The vote by the Federal Open Market Committee (FOMC) was unanimous in its decision.
The statement issued by the FOMC largely reflected the prior statement with some nuanced changes.
The Fed said that recent indicators point to modest growth in spending and production while jobe growth has continued to be robust. While inflation has diminished somewhat, it continues to be elevated.
The Committee said that it is “highly attentive to inflation risks” while adding that it anticipates ongoing increases in order to attain a monetary policy that is “sufficiently restrictive to return inflation to 2 percent over time.”
As always, the FOMC will continue to monitor the data and act accordingly.
Some Fed whisperers interpreted the statement and comments by Fed Chair Jerome Powell as an indicator of a possible pause in rate increases.
Richard Carter, head of fixed interest research at Quilter Cheviot, shared his thoughts on the Fed’s decision, describing it as a return to a more normal process of 25 bps as opposed to the past 50 bps increases.
“Investors should not confuse this as the end of the rate hiking cycle, instead a pause for breath as the Federal Reserve looks to continue to fight inflation, while also assessing if further hikes are the way to go.
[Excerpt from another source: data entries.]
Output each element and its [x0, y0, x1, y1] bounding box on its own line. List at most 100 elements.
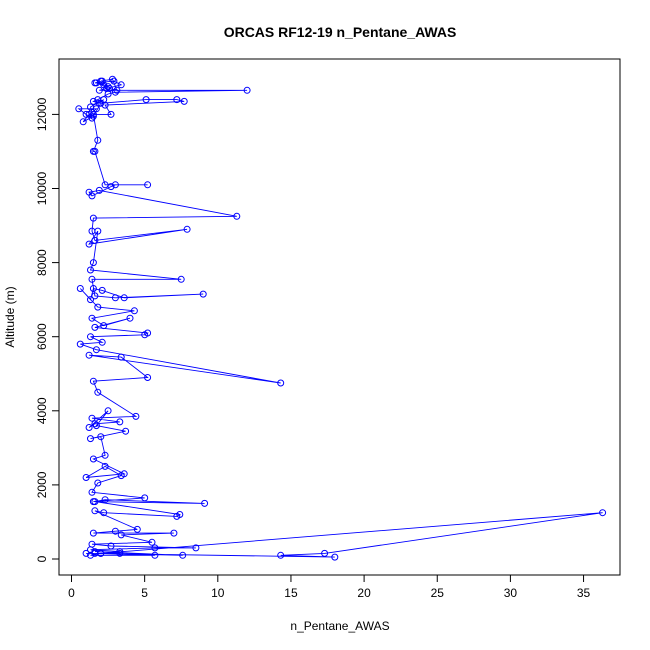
data-point [107, 183, 115, 191]
data-point [111, 294, 119, 302]
data-point [87, 333, 94, 341]
data-point [110, 77, 118, 85]
data-point [141, 331, 149, 339]
data-point [233, 212, 241, 220]
y-tick-label: 2000 [35, 471, 49, 498]
data-point [94, 303, 102, 311]
data-point [201, 499, 209, 507]
data-point [87, 435, 94, 443]
data-point [91, 292, 99, 300]
data-point [109, 75, 116, 83]
data-point [98, 286, 106, 294]
x-tick-label: 5 [141, 586, 148, 600]
data-point [104, 407, 112, 415]
data-point [92, 422, 100, 430]
data-point [100, 509, 108, 517]
y-axis: 0 2000 4000 6000 8000 10000 12000 [35, 97, 60, 562]
data-point [76, 285, 84, 292]
data-point [82, 110, 90, 118]
data-point [87, 296, 94, 304]
data-point [331, 553, 339, 561]
data-point [94, 388, 102, 396]
data-point [173, 512, 181, 520]
data-point [88, 314, 96, 322]
data-point [82, 474, 90, 481]
data-point [100, 322, 108, 330]
y-tick-label: 6000 [35, 323, 49, 350]
data-point [151, 551, 159, 559]
data-point [179, 551, 187, 559]
data-point [192, 544, 200, 552]
data-point [107, 110, 115, 118]
data-point [151, 544, 159, 552]
data-point [91, 147, 99, 155]
data-point [97, 433, 105, 441]
data-point [101, 496, 109, 504]
data-point [91, 79, 99, 87]
data-point [111, 527, 119, 535]
data-point [97, 99, 105, 107]
data-point [89, 259, 97, 267]
data-point [101, 462, 109, 470]
data-point [79, 118, 87, 126]
data-point [113, 86, 121, 94]
data-point [92, 105, 100, 113]
data-point [91, 236, 99, 244]
data-point [141, 494, 149, 502]
data-point [117, 531, 125, 539]
data-point [120, 294, 128, 302]
data-point [111, 181, 119, 189]
data-point [85, 424, 93, 431]
data-point [94, 227, 102, 235]
data-point [82, 549, 90, 557]
data-point [91, 323, 99, 331]
data-point [116, 549, 124, 557]
data-point [132, 412, 140, 420]
data-point [599, 509, 607, 517]
data-point [91, 498, 99, 506]
data-point [117, 81, 125, 89]
data-point [92, 346, 100, 354]
data-point [89, 112, 97, 120]
data-point [85, 240, 93, 248]
data-point [321, 549, 329, 557]
data-point [107, 542, 115, 550]
y-tick-label: 12000 [35, 97, 49, 131]
data-point [88, 275, 96, 283]
data-point [126, 314, 134, 322]
x-tick-label: 10 [211, 586, 225, 600]
data-point [122, 427, 130, 435]
data-point [89, 529, 97, 537]
data-point [89, 455, 97, 463]
y-tick-label: 8000 [35, 249, 49, 276]
data-point [98, 77, 106, 85]
x-tick-label: 20 [357, 586, 371, 600]
data-point [85, 188, 93, 196]
data-point [144, 181, 152, 189]
y-tick-label: 10000 [35, 171, 49, 205]
data-point [89, 110, 97, 118]
data-point [170, 529, 178, 537]
data-point [117, 353, 125, 361]
data-point [180, 97, 188, 105]
data-point [144, 374, 152, 381]
data-point [94, 136, 102, 144]
x-tick-label: 35 [577, 586, 591, 600]
data-point [76, 340, 84, 348]
data-point [243, 86, 251, 94]
data-point [95, 186, 103, 194]
x-tick-label: 0 [68, 586, 75, 600]
data-point [104, 90, 112, 98]
data-point [183, 225, 191, 233]
data-point [89, 285, 97, 292]
data-point [104, 83, 112, 91]
data-point [94, 479, 102, 487]
data-point [87, 551, 94, 559]
data-point [101, 451, 109, 459]
chart-title: ORCAS RF12-19 n_Pentane_AWAS [224, 24, 457, 40]
series-line [77, 78, 603, 558]
data-point [91, 507, 99, 515]
x-axis-label: n_Pentane_AWAS [290, 619, 389, 633]
data-point [277, 379, 285, 387]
The economy has been fairly resilient and the consumer remains in okay shape. Recession could be avoided as a result, but this means we need to prepare for the Fed to continue raising rates for as long as inflation remains elevated. The last thing it wants to do is take its foot off the gas too early and stoke a new inflationary cycle,” stated Carter.
He added a cautionary note that we should not assume rate cuts if we are coming to an end of interest rate increases.
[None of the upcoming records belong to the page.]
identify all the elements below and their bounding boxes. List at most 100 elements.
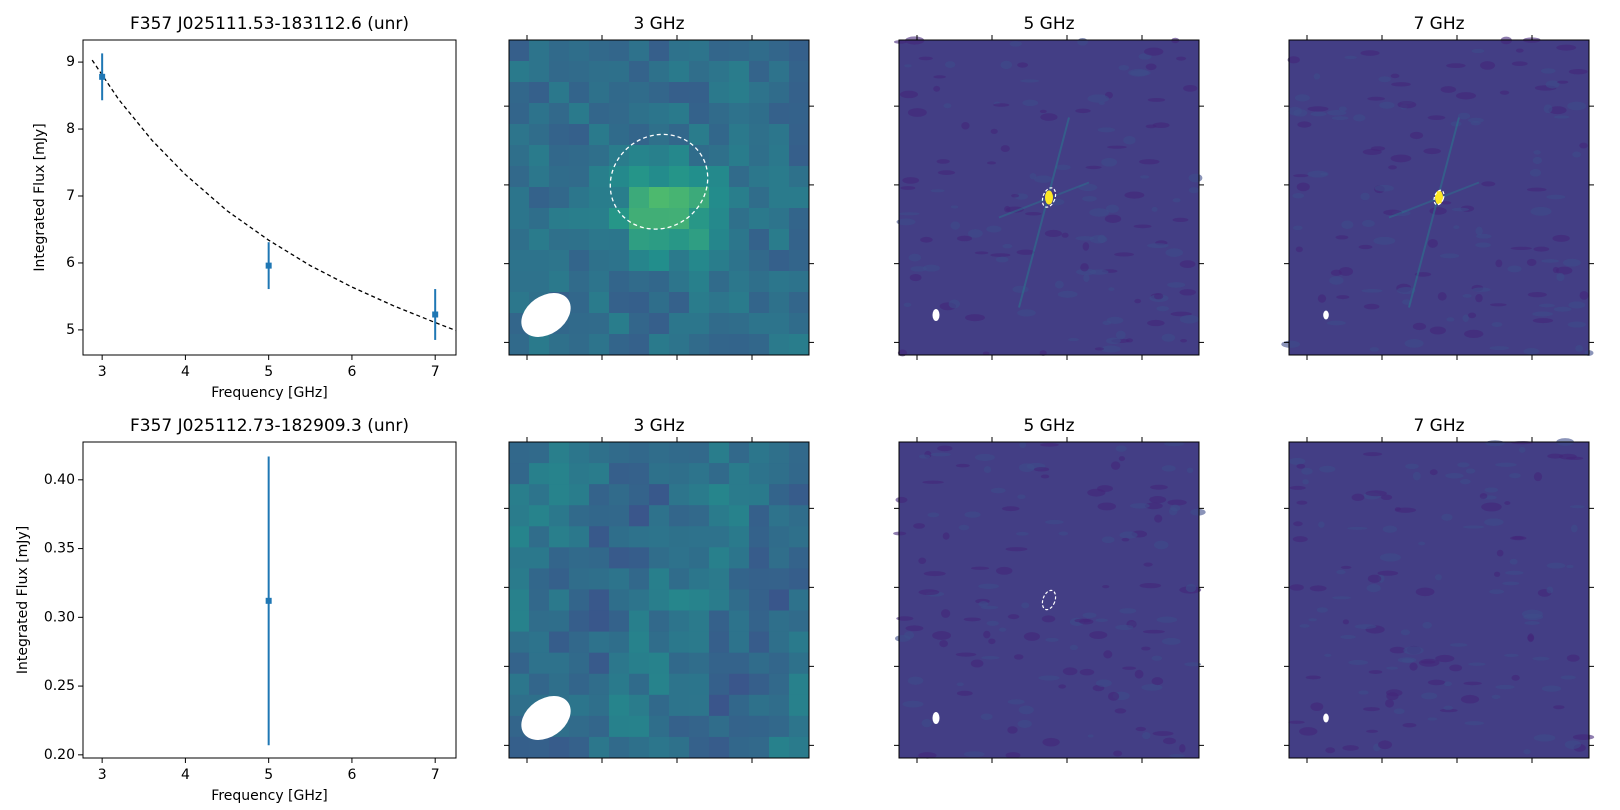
noise [1152,731,1174,736]
noise [1002,243,1013,249]
pixel [689,334,710,356]
noise [1021,602,1030,609]
pixel [569,103,590,125]
noise [956,235,973,242]
pixel [789,208,810,230]
pixel [589,145,610,167]
pixel [609,271,630,293]
noise [1142,629,1165,634]
noise [963,617,981,622]
noise [1054,280,1064,289]
x-tick-label: 6 [347,364,356,380]
data-point [432,311,439,318]
x-tick-label: 5 [264,364,273,380]
pixel [709,442,730,464]
pixel [529,334,550,356]
pixel [649,103,670,125]
pixel [509,103,530,125]
pixel [789,673,810,696]
pixel [509,166,530,188]
pixel [609,526,630,548]
artifact [1388,181,1480,219]
noise [1460,694,1480,704]
noise [1396,287,1416,295]
noise [1325,747,1336,754]
data-point [265,262,272,269]
pixel [689,82,710,104]
pixel [589,589,610,612]
pixel [549,652,570,675]
noise [1296,463,1306,469]
noise [1572,151,1582,158]
pixel [669,673,690,696]
noise [1530,206,1552,216]
noise [1429,207,1447,215]
pixel [689,652,710,675]
noise [1042,737,1060,747]
pixel [689,547,710,569]
noise [1449,643,1468,647]
noise [1302,479,1309,485]
pixel [629,334,650,356]
noise [1119,608,1137,614]
pixel [729,484,750,506]
noise [1361,288,1383,293]
noise [1069,644,1079,651]
noise [1101,157,1118,167]
noise [1493,571,1501,577]
noise [1557,80,1569,84]
noise [1151,677,1164,686]
pixel [789,652,810,675]
pixel [569,124,590,146]
noise [936,159,950,164]
noise [1118,456,1126,462]
pixel [569,271,590,293]
noise [1151,206,1158,212]
noise [939,640,948,648]
noise [895,496,908,503]
pixel [709,103,730,125]
axes-frame [508,39,810,356]
pixel [649,40,670,62]
beam [932,309,940,321]
noise [1040,442,1059,447]
noise [1139,159,1160,165]
noise [913,523,925,529]
pixel [589,568,610,590]
noise [1319,465,1336,473]
pixel [629,736,650,759]
noise [1331,116,1349,121]
noise [1307,170,1329,178]
pixel [729,103,750,125]
pixel [729,292,750,314]
noise [1533,150,1541,155]
pixel [629,40,650,62]
pixel [569,442,590,464]
pixel [629,250,650,272]
pixel [729,568,750,590]
pixel [689,271,710,293]
y-axis-label: Integrated Flux [mJy] [32,123,48,271]
noise [1533,472,1543,482]
noise [1001,506,1020,512]
pixel [689,250,710,272]
noise [1556,272,1565,282]
noise [1475,293,1483,303]
pixel [789,103,810,125]
pixel [589,166,610,188]
noise [1368,670,1383,674]
noise [1353,114,1366,122]
pixel [649,568,670,590]
pixel [749,442,770,464]
noise [1523,348,1540,355]
pixel [529,40,550,62]
noise [986,161,997,165]
pixel [609,313,630,335]
noise [1308,618,1317,622]
pixel [549,208,570,230]
noise [988,638,996,645]
noise [1293,521,1303,527]
x-tick-label: 7 [431,767,440,783]
pixel [749,547,770,569]
noise [1124,191,1145,199]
“Despite the rally we have seen in markets during January, volatility will be ever present until we get that certainty about the economy and the impact of higher interest rates for longer,” Carter said.
Meanwhile, while it took a bit for the markets to ingest the information, markets turned higher later in the day, with the Dow, S&P, and Nasdaq all closing higher.
The bulls also won the aftermarket trading as Meta (NASDAQ:FB) beat expectations, shooting shares 18% higher. With both Amazon (NASDAQ:AMZN) and Apple (NASDAQ:AAPL) reporting tomorrow, the results may determine which way the markets head in the coming weeks.